A set of redirection rules for your webserver is what you need, methinks. If you're running Apache, mod_rewrite is the magic word, if you're running something else, well, then, I wouldn't know the magic word, but something similar exists for most servers, if not all.
But, using Apache's brilliant mod_rewrite, to redirect ALL traffic to a set page or address, e.g. during maintenance, is as simple as:
<IfModule mod_rewrite.c>
# Use mod_rewrite
RewriteEngine on
# If you want, you can exclude yourself by adding a condition for the redirection,
# i.e. if the RewriteCond matches, proceed with the RewriteRule
# This statement checks that the IP of the client isn't 123.456.789.012
RewriteCond %{REMOTE_ADDR} !123.456.789.012
# Redirect all traffic to /maintenance.html with a "307 Temporary Redirect",
# except traffic to the maintenance page.

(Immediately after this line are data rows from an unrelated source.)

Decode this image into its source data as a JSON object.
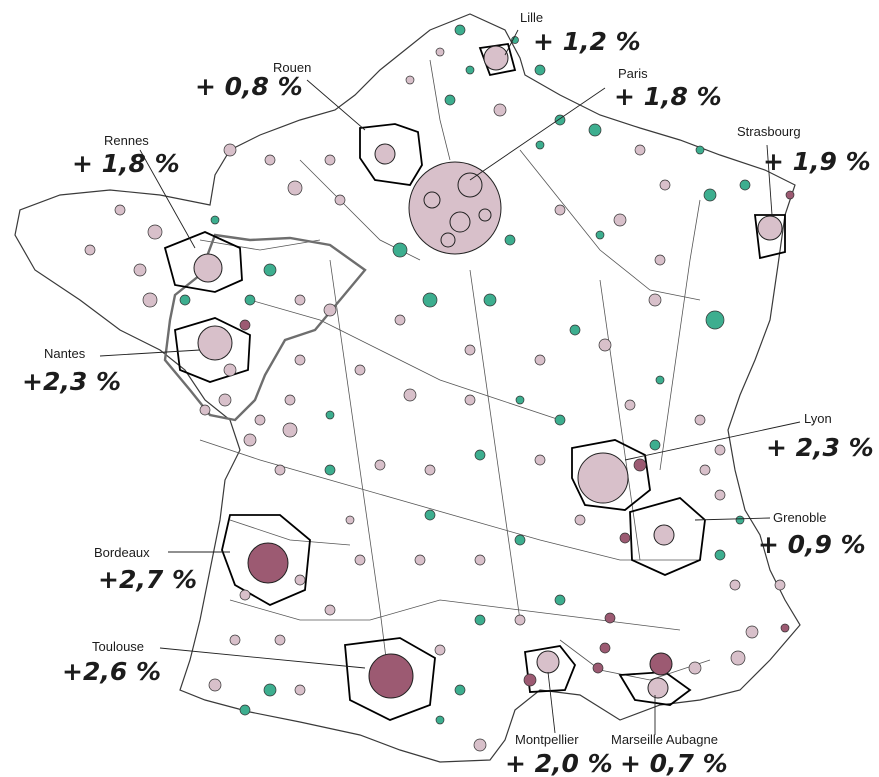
{
  "colors": {
    "background": "#ffffff",
    "zone_border": "#3a3a3a",
    "city_border": "#000000",
    "region_border": "#6e6e6e",
    "growth_high": "#9c5a72",
    "growth_mid": "#d8c0ca",
    "growth_low": "#3dae8f"
  },
  "cities": [
    {
      "name": "Lille",
      "rate": "+ 1,2 %",
      "category": "mid"
    },
    {
      "name": "Rouen",
      "rate": "+ 0,8 %",
      "category": "mid"
    },
    {
      "name": "Paris",
      "rate": "+ 1,8 %",
      "category": "mid"
    },
    {
      "name": "Strasbourg",
      "rate": "+ 1,9 %",
      "category": "mid"
    },
    {
      "name": "Rennes",
      "rate": "+ 1,8 %",
      "category": "mid"
    },
    {
      "name": "Nantes",
      "rate": "+2,3 %",
      "category": "mid"
    },
    {
      "name": "Lyon",
      "rate": "+ 2,3 %",
      "category": "mid"
    },
    {
      "name": "Grenoble",
      "rate": "+ 0,9 %",
      "category": "mid"
    },
    {
      "name": "Bordeaux",
      "rate": "+2,7 %",
      "category": "high"
    },
    {
      "name": "Toulouse",
      "rate": "+2,6 %",
      "category": "high"
    },
    {
      "name": "Montpellier",
      "rate": "+ 2,0 %",
      "category": "mid"
    },
    {
      "name": "Marseille Aubagne",
      "rate": "+ 0,7 %",
      "category": "mid"
    }
  ]
}
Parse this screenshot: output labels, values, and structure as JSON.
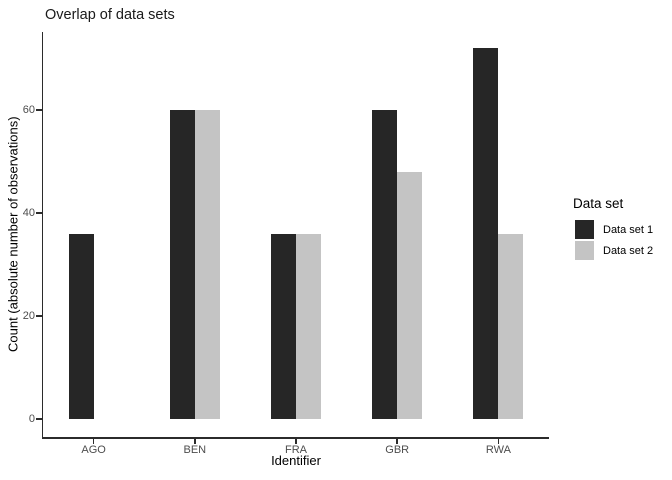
{
  "chart_data": {
    "type": "bar",
    "title": "Overlap of data sets",
    "xlabel": "Identifier",
    "ylabel": "Count (absolute number of observations)",
    "categories": [
      "AGO",
      "BEN",
      "FRA",
      "GBR",
      "RWA"
    ],
    "series": [
      {
        "name": "Data set 1",
        "color": "#262626",
        "values": [
          36,
          60,
          36,
          60,
          72
        ]
      },
      {
        "name": "Data set 2",
        "color": "#c4c4c4",
        "values": [
          0,
          60,
          36,
          48,
          36
        ]
      }
    ],
    "y_ticks": [
      0,
      20,
      40,
      60
    ],
    "ylim": [
      0,
      75
    ],
    "grid": false,
    "legend_title": "Data set",
    "legend_position": "right",
    "colors": {
      "axis": "#2b2b2b",
      "tick_label": "#4d4d4d",
      "title_text": "#1a1a1a"
    }
  }
}
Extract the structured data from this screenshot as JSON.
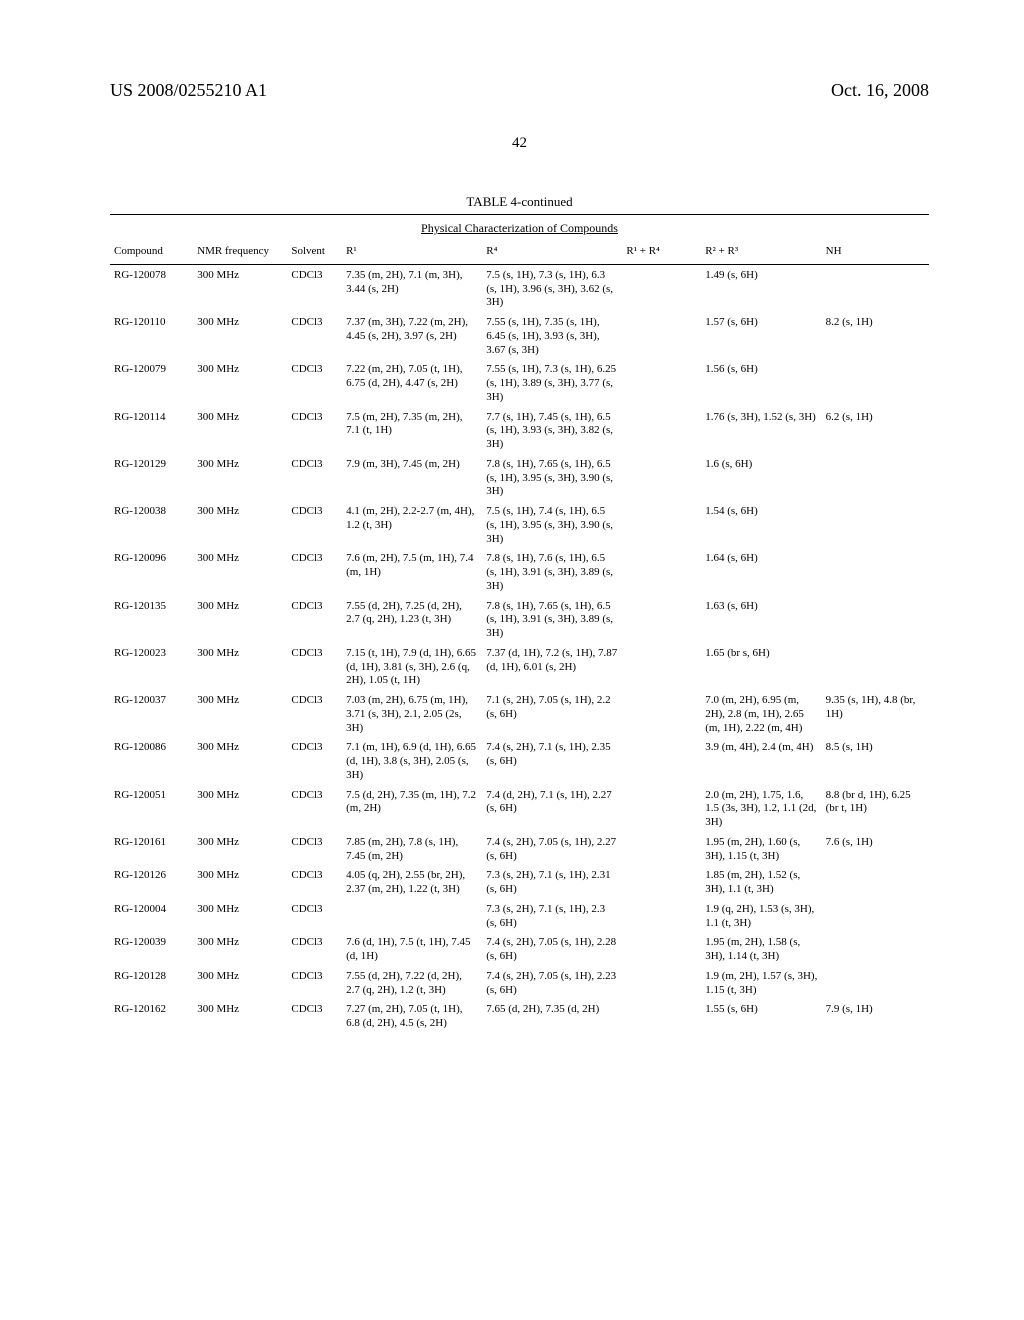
{
  "header": {
    "left": "US 2008/0255210 A1",
    "right": "Oct. 16, 2008"
  },
  "page_number": "42",
  "table": {
    "title": "TABLE 4-continued",
    "subtitle": "Physical Characterization of Compounds",
    "columns": [
      "Compound",
      "NMR frequency",
      "Solvent",
      "R¹",
      "R⁴",
      "R¹ + R⁴",
      "R² + R³",
      "NH"
    ],
    "rows": [
      {
        "compound": "RG-120078",
        "freq": "300 MHz",
        "solvent": "CDCl3",
        "r1": "7.35 (m, 2H), 7.1 (m, 3H), 3.44 (s, 2H)",
        "r4": "7.5 (s, 1H), 7.3 (s, 1H), 6.3 (s, 1H), 3.96 (s, 3H), 3.62 (s, 3H)",
        "r1r4": "",
        "r2r3": "1.49 (s, 6H)",
        "nh": ""
      },
      {
        "compound": "RG-120110",
        "freq": "300 MHz",
        "solvent": "CDCl3",
        "r1": "7.37 (m, 3H), 7.22 (m, 2H), 4.45 (s, 2H), 3.97 (s, 2H)",
        "r4": "7.55 (s, 1H), 7.35 (s, 1H), 6.45 (s, 1H), 3.93 (s, 3H), 3.67 (s, 3H)",
        "r1r4": "",
        "r2r3": "1.57 (s, 6H)",
        "nh": "8.2 (s, 1H)"
      },
      {
        "compound": "RG-120079",
        "freq": "300 MHz",
        "solvent": "CDCl3",
        "r1": "7.22 (m, 2H), 7.05 (t, 1H), 6.75 (d, 2H), 4.47 (s, 2H)",
        "r4": "7.55 (s, 1H), 7.3 (s, 1H), 6.25 (s, 1H), 3.89 (s, 3H), 3.77 (s, 3H)",
        "r1r4": "",
        "r2r3": "1.56 (s, 6H)",
        "nh": ""
      },
      {
        "compound": "RG-120114",
        "freq": "300 MHz",
        "solvent": "CDCl3",
        "r1": "7.5 (m, 2H), 7.35 (m, 2H), 7.1 (t, 1H)",
        "r4": "7.7 (s, 1H), 7.45 (s, 1H), 6.5 (s, 1H), 3.93 (s, 3H), 3.82 (s, 3H)",
        "r1r4": "",
        "r2r3": "1.76 (s, 3H), 1.52 (s, 3H)",
        "nh": "6.2 (s, 1H)"
      },
      {
        "compound": "RG-120129",
        "freq": "300 MHz",
        "solvent": "CDCl3",
        "r1": "7.9 (m, 3H), 7.45 (m, 2H)",
        "r4": "7.8 (s, 1H), 7.65 (s, 1H), 6.5 (s, 1H), 3.95 (s, 3H), 3.90 (s, 3H)",
        "r1r4": "",
        "r2r3": "1.6 (s, 6H)",
        "nh": ""
      },
      {
        "compound": "RG-120038",
        "freq": "300 MHz",
        "solvent": "CDCl3",
        "r1": "4.1 (m, 2H), 2.2-2.7 (m, 4H), 1.2 (t, 3H)",
        "r4": "7.5 (s, 1H), 7.4 (s, 1H), 6.5 (s, 1H), 3.95 (s, 3H), 3.90 (s, 3H)",
        "r1r4": "",
        "r2r3": "1.54 (s, 6H)",
        "nh": ""
      },
      {
        "compound": "RG-120096",
        "freq": "300 MHz",
        "solvent": "CDCl3",
        "r1": "7.6 (m, 2H), 7.5 (m, 1H), 7.4 (m, 1H)",
        "r4": "7.8 (s, 1H), 7.6 (s, 1H), 6.5 (s, 1H), 3.91 (s, 3H), 3.89 (s, 3H)",
        "r1r4": "",
        "r2r3": "1.64 (s, 6H)",
        "nh": ""
      },
      {
        "compound": "RG-120135",
        "freq": "300 MHz",
        "solvent": "CDCl3",
        "r1": "7.55 (d, 2H), 7.25 (d, 2H), 2.7 (q, 2H), 1.23 (t, 3H)",
        "r4": "7.8 (s, 1H), 7.65 (s, 1H), 6.5 (s, 1H), 3.91 (s, 3H), 3.89 (s, 3H)",
        "r1r4": "",
        "r2r3": "1.63 (s, 6H)",
        "nh": ""
      },
      {
        "compound": "RG-120023",
        "freq": "300 MHz",
        "solvent": "CDCl3",
        "r1": "7.15 (t, 1H), 7.9 (d, 1H), 6.65 (d, 1H), 3.81 (s, 3H), 2.6 (q, 2H), 1.05 (t, 1H)",
        "r4": "7.37 (d, 1H), 7.2 (s, 1H), 7.87 (d, 1H), 6.01 (s, 2H)",
        "r1r4": "",
        "r2r3": "1.65 (br s, 6H)",
        "nh": ""
      },
      {
        "compound": "RG-120037",
        "freq": "300 MHz",
        "solvent": "CDCl3",
        "r1": "7.03 (m, 2H), 6.75 (m, 1H), 3.71 (s, 3H), 2.1, 2.05 (2s, 3H)",
        "r4": "7.1 (s, 2H), 7.05 (s, 1H), 2.2 (s, 6H)",
        "r1r4": "",
        "r2r3": "7.0 (m, 2H), 6.95 (m, 2H), 2.8 (m, 1H), 2.65 (m, 1H), 2.22 (m, 4H)",
        "nh": "9.35 (s, 1H), 4.8 (br, 1H)"
      },
      {
        "compound": "RG-120086",
        "freq": "300 MHz",
        "solvent": "CDCl3",
        "r1": "7.1 (m, 1H), 6.9 (d, 1H), 6.65 (d, 1H), 3.8 (s, 3H), 2.05 (s, 3H)",
        "r4": "7.4 (s, 2H), 7.1 (s, 1H), 2.35 (s, 6H)",
        "r1r4": "",
        "r2r3": "3.9 (m, 4H), 2.4 (m, 4H)",
        "nh": "8.5 (s, 1H)"
      },
      {
        "compound": "RG-120051",
        "freq": "300 MHz",
        "solvent": "CDCl3",
        "r1": "7.5 (d, 2H), 7.35 (m, 1H), 7.2 (m, 2H)",
        "r4": "7.4 (d, 2H), 7.1 (s, 1H), 2.27 (s, 6H)",
        "r1r4": "",
        "r2r3": "2.0 (m, 2H), 1.75, 1.6, 1.5 (3s, 3H), 1.2, 1.1 (2d, 3H)",
        "nh": "8.8 (br d, 1H), 6.25 (br t, 1H)"
      },
      {
        "compound": "RG-120161",
        "freq": "300 MHz",
        "solvent": "CDCl3",
        "r1": "7.85 (m, 2H), 7.8 (s, 1H), 7.45 (m, 2H)",
        "r4": "7.4 (s, 2H), 7.05 (s, 1H), 2.27 (s, 6H)",
        "r1r4": "",
        "r2r3": "1.95 (m, 2H), 1.60 (s, 3H), 1.15 (t, 3H)",
        "nh": "7.6 (s, 1H)"
      },
      {
        "compound": "RG-120126",
        "freq": "300 MHz",
        "solvent": "CDCl3",
        "r1": "4.05 (q, 2H), 2.55 (br, 2H), 2.37 (m, 2H), 1.22 (t, 3H)",
        "r4": "7.3 (s, 2H), 7.1 (s, 1H), 2.31 (s, 6H)",
        "r1r4": "",
        "r2r3": "1.85 (m, 2H), 1.52 (s, 3H), 1.1 (t, 3H)",
        "nh": ""
      },
      {
        "compound": "RG-120004",
        "freq": "300 MHz",
        "solvent": "CDCl3",
        "r1": "",
        "r4": "7.3 (s, 2H), 7.1 (s, 1H), 2.3 (s, 6H)",
        "r1r4": "",
        "r2r3": "1.9 (q, 2H), 1.53 (s, 3H), 1.1 (t, 3H)",
        "nh": ""
      },
      {
        "compound": "RG-120039",
        "freq": "300 MHz",
        "solvent": "CDCl3",
        "r1": "7.6 (d, 1H), 7.5 (t, 1H), 7.45 (d, 1H)",
        "r4": "7.4 (s, 2H), 7.05 (s, 1H), 2.28 (s, 6H)",
        "r1r4": "",
        "r2r3": "1.95 (m, 2H), 1.58 (s, 3H), 1.14 (t, 3H)",
        "nh": ""
      },
      {
        "compound": "RG-120128",
        "freq": "300 MHz",
        "solvent": "CDCl3",
        "r1": "7.55 (d, 2H), 7.22 (d, 2H), 2.7 (q, 2H), 1.2 (t, 3H)",
        "r4": "7.4 (s, 2H), 7.05 (s, 1H), 2.23 (s, 6H)",
        "r1r4": "",
        "r2r3": "1.9 (m, 2H), 1.57 (s, 3H), 1.15 (t, 3H)",
        "nh": ""
      },
      {
        "compound": "RG-120162",
        "freq": "300 MHz",
        "solvent": "CDCl3",
        "r1": "7.27 (m, 2H), 7.05 (t, 1H), 6.8 (d, 2H), 4.5 (s, 2H)",
        "r4": "7.65 (d, 2H), 7.35 (d, 2H)",
        "r1r4": "",
        "r2r3": "1.55 (s, 6H)",
        "nh": "7.9 (s, 1H)"
      }
    ]
  }
}
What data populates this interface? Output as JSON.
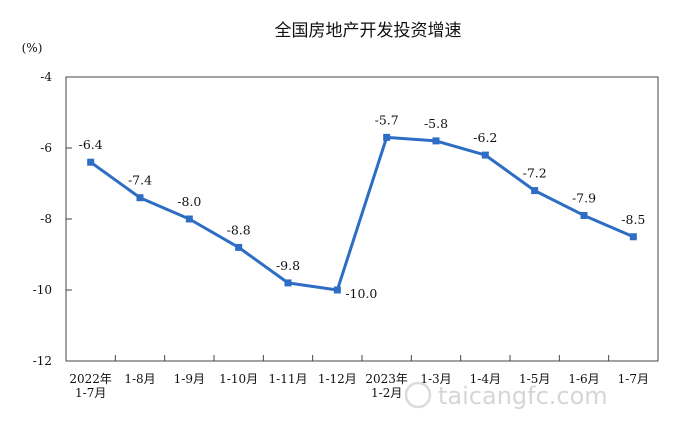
{
  "chart_data": {
    "type": "line",
    "title": "全国房地产开发投资增速",
    "unit_label": "(%)",
    "categories": [
      [
        "2022年",
        "1-7月"
      ],
      [
        "1-8月"
      ],
      [
        "1-9月"
      ],
      [
        "1-10月"
      ],
      [
        "1-11月"
      ],
      [
        "1-12月"
      ],
      [
        "2023年",
        "1-2月"
      ],
      [
        "1-3月"
      ],
      [
        "1-4月"
      ],
      [
        "1-5月"
      ],
      [
        "1-6月"
      ],
      [
        "1-7月"
      ]
    ],
    "series": [
      {
        "values": [
          -6.4,
          -7.4,
          -8.0,
          -8.8,
          -9.8,
          -10.0,
          -5.7,
          -5.8,
          -6.2,
          -7.2,
          -7.9,
          -8.5
        ]
      }
    ],
    "data_labels": [
      "-6.4",
      "-7.4",
      "-8.0",
      "-8.8",
      "-9.8",
      "-10.0",
      "-5.7",
      "-5.8",
      "-6.2",
      "-7.2",
      "-7.9",
      "-8.5"
    ],
    "ylim": [
      -12,
      -4
    ],
    "yticks": [
      -12,
      -10,
      -8,
      -6,
      -4
    ],
    "ytick_labels": [
      "-12",
      "-10",
      "-8",
      "-6",
      "-4"
    ],
    "grid": false,
    "line_color": "#2e6dc4"
  },
  "watermark": "taicangfc.com"
}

RewriteCond %{REQUEST_FILENAME} !maintenance.html
RewriteRule .* /maintenance.html [R=307,L]
</IfModule>
Where should these instructions be, you ask? Well, since it's a temporary thing, the most logical would be in a .htaccess file in your webroot. But it's also possible to include the same in your servers/virtualhosts global configuration, which for a permanent ruleset would make sense from an optimization aspect.
To disable the redirection, it's enough to comment out either the RewriteEngine on statement, or the RedirectRule statement. You could also rename your .htaccess to something else or delete it.
It's not very efficient to write your own server-side script to check for a file when your webserver can do it for you. Use Apache's mod_rewrite capability in an .htaccess file; you'll enable (i.e. uncomment) your rewrite rules when you want to put your page in maintenance mode. Doing it this way would also allow you to access the website while you work on it if you put in a rule to allow access from your own IP.
If this is free hosting -- which it seems like it is -- then you may not be able to do this, but I don't see why it would be a major issue to do it. Most webserver software has some sort of rewrite function, and this is a fairly trivial rewrite.
Alternatively you could use a quick-and-dirty bit of Javascript similar to this (might not be exactly this):
<script type="text/javascript">location = www.yoursite.com/maintenance.html;</script>
It'd be better to use rewrites, though.